Vor Beginn einer umfassenden Schulung für die beurteilenden Personen hat ein
Workshop mit Führungskräften der Verwaltung sowie dem Personalrat
stattgefunden, in dem die weiteren Verfahrensabläufe für ein Beurteilungswesen
besprochen wurden. Die Ergebnisse sind in eine Zuleitung an den GPR
eingeflossen, die als Anlage Gegenstand der Vorlage ist. Hier sind die
Grundzüge des Beurteilungswesens auf der Basis der existierenden Richtlinien
skizziert und das Verfahren der Beförderungen 2005 beschrieben.
Besonders
hervorzuheben ist die sogenannte Beurteilungskonferenz durch die Beurteiler.
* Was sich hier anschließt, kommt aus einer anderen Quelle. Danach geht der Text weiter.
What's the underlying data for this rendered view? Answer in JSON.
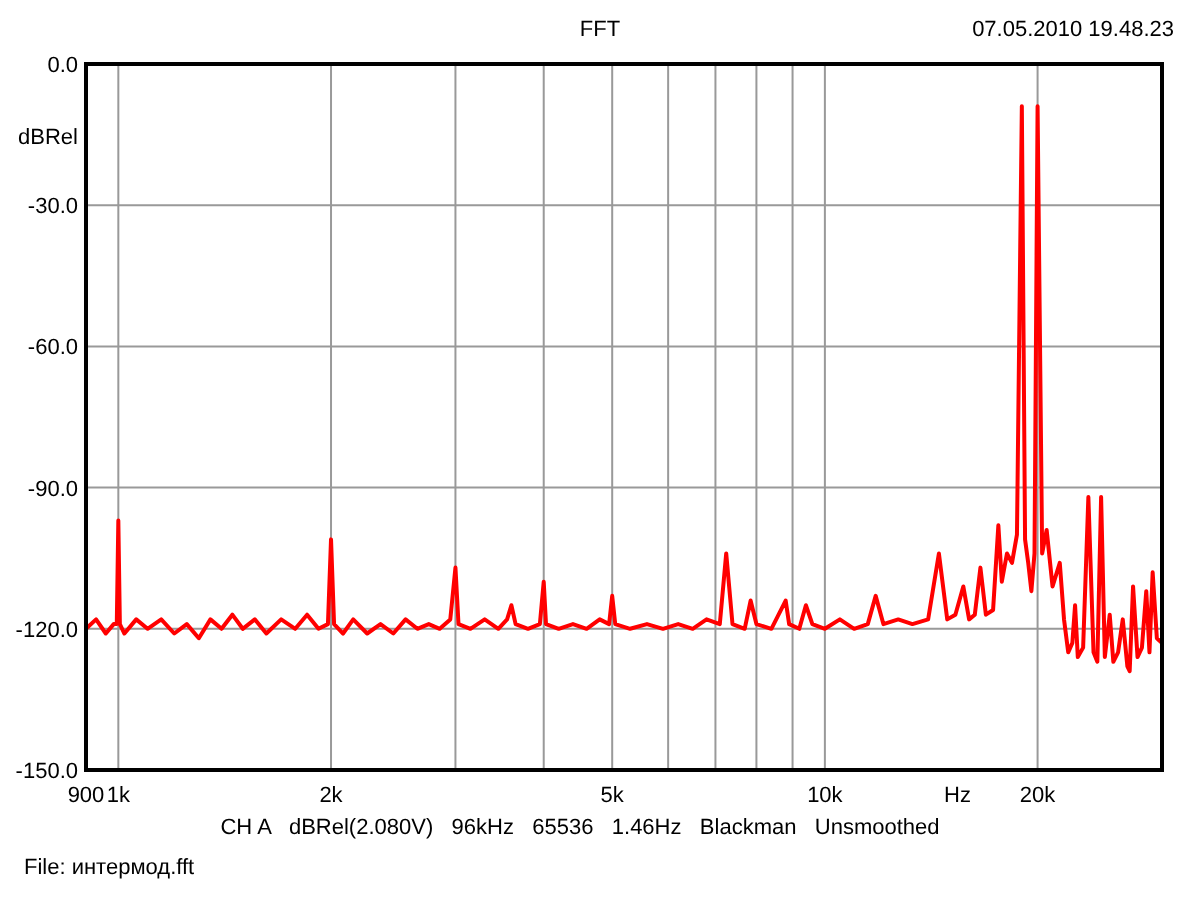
{
  "chart_data": {
    "type": "line",
    "title": "FFT",
    "xlabel": "Hz",
    "ylabel": "dBRel",
    "log": "x",
    "grid": true,
    "annotations": [
      "07.05.2010 19.48.23",
      "CH A   dBRel(2.080V)   96kHz   65536   1.46Hz   Blackman   Unsmoothed",
      "File: интермод.fft"
    ],
    "xlim": [
      900,
      30000
    ],
    "ylim": [
      -150,
      0
    ],
    "xticks": [
      900,
      {
        "value": 1000,
        "label": "1k"
      },
      {
        "value": 2000,
        "label": "2k"
      },
      {
        "value": 3000,
        "label": null
      },
      {
        "value": 4000,
        "label": null
      },
      {
        "value": 5000,
        "label": "5k"
      },
      {
        "value": 6000,
        "label": null
      },
      {
        "value": 7000,
        "label": null
      },
      {
        "value": 8000,
        "label": null
      },
      {
        "value": 9000,
        "label": null
      },
      {
        "value": 10000,
        "label": "10k"
      },
      {
        "value": 20000,
        "label": "20k"
      }
    ],
    "yticks": [
      {
        "value": 0,
        "label": "0.0"
      },
      {
        "value": -30,
        "label": "-30.0"
      },
      {
        "value": -60,
        "label": "-60.0"
      },
      {
        "value": -90,
        "label": "-90.0"
      },
      {
        "value": -120,
        "label": "-120.0"
      },
      {
        "value": -150,
        "label": "-150.0"
      }
    ],
    "series": [
      {
        "color": "#ff0000",
        "x": [
          900,
          930,
          960,
          985,
          995,
          1000,
          1005,
          1020,
          1060,
          1100,
          1150,
          1200,
          1250,
          1300,
          1350,
          1400,
          1450,
          1500,
          1560,
          1620,
          1700,
          1780,
          1850,
          1920,
          1980,
          2000,
          2020,
          2080,
          2150,
          2250,
          2350,
          2450,
          2550,
          2650,
          2750,
          2850,
          2950,
          3000,
          3030,
          3150,
          3300,
          3450,
          3550,
          3600,
          3650,
          3800,
          3950,
          4000,
          4030,
          4200,
          4400,
          4600,
          4800,
          4950,
          5000,
          5050,
          5300,
          5600,
          5900,
          6200,
          6500,
          6800,
          7100,
          7250,
          7400,
          7700,
          7850,
          8000,
          8400,
          8800,
          8900,
          9200,
          9400,
          9600,
          10000,
          10500,
          11000,
          11500,
          11800,
          12100,
          12700,
          13300,
          14000,
          14500,
          14900,
          15300,
          15700,
          16000,
          16300,
          16600,
          16900,
          17300,
          17600,
          17800,
          18100,
          18400,
          18700,
          19000,
          19200,
          19400,
          19600,
          19800,
          20000,
          20300,
          20600,
          21000,
          21500,
          21800,
          22100,
          22400,
          22600,
          22800,
          23200,
          23600,
          24000,
          24300,
          24600,
          24900,
          25300,
          25600,
          26000,
          26400,
          26800,
          27000,
          27300,
          27700,
          28100,
          28500,
          28800,
          29100,
          29500,
          30000
        ],
        "values": [
          -120,
          -118,
          -121,
          -119,
          -119,
          -97,
          -119,
          -121,
          -118,
          -120,
          -118,
          -121,
          -119,
          -122,
          -118,
          -120,
          -117,
          -120,
          -118,
          -121,
          -118,
          -120,
          -117,
          -120,
          -119,
          -101,
          -119,
          -121,
          -118,
          -121,
          -119,
          -121,
          -118,
          -120,
          -119,
          -120,
          -118,
          -107,
          -119,
          -120,
          -118,
          -120,
          -118,
          -115,
          -119,
          -120,
          -119,
          -110,
          -119,
          -120,
          -119,
          -120,
          -118,
          -119,
          -113,
          -119,
          -120,
          -119,
          -120,
          -119,
          -120,
          -118,
          -119,
          -104,
          -119,
          -120,
          -114,
          -119,
          -120,
          -114,
          -119,
          -120,
          -115,
          -119,
          -120,
          -118,
          -120,
          -119,
          -113,
          -119,
          -118,
          -119,
          -118,
          -104,
          -118,
          -117,
          -111,
          -118,
          -117,
          -107,
          -117,
          -116,
          -98,
          -110,
          -104,
          -106,
          -100,
          -9,
          -101,
          -106,
          -112,
          -104,
          -9,
          -104,
          -99,
          -111,
          -106,
          -118,
          -125,
          -123,
          -115,
          -126,
          -124,
          -92,
          -125,
          -127,
          -92,
          -126,
          -117,
          -127,
          -125,
          -118,
          -128,
          -129,
          -111,
          -126,
          -124,
          -112,
          -125,
          -108,
          -122,
          -123
        ]
      }
    ]
  }
}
Sie soll dem Abgleich der Beurteilungsmaßstäbe dienen und vermeiden helfen,
dass es zu gravierenden Abweichungen von
einer Gauß`schen Normalverteilungskurve kommt.
Außerdem soll
eine paritätisch besetzte Kommission (2 Arbeitnehmervertreter, 2
Arbeitgebervertreter) gebildet werden, um Einigung in Streitfällen zu erzielen.
Feuerwehrleute
sollen in das Verfahren nicht eingebunden werden, weil es dort
leistungsbezogene Beurteilungen einschließlich zum Berufsbild passende
Zielvereinbarungen gibt.
Der
Gesamtpersonalrat betrachtet die Beratung am 28.04.05 über die Zuleitung als
Einbringung und erste Lesung. Am 19.05.05 soll die abschließende Beratung
erfolgen.
Über das
beschriebene Verfahren soll im ersten Schritt eine Beurteilung der zur
Beförderung anstehenden etwa 100 Beamtinnen und Beamten erfolgen. In diesem
Rahmen soll dass neustrukturierte Beurteilungsverfahren erprobt und ggf.
optimiert werden. Den Beteiligten ist dabei die Begrenzung der
Vergleichsmaßstäbe bewusst. Ziel bleibt es aber, die gesamte Beamtenschaft (ca.
880 Personen) zu beurteilen und eine gemeinsame Grundlage zu schaffen.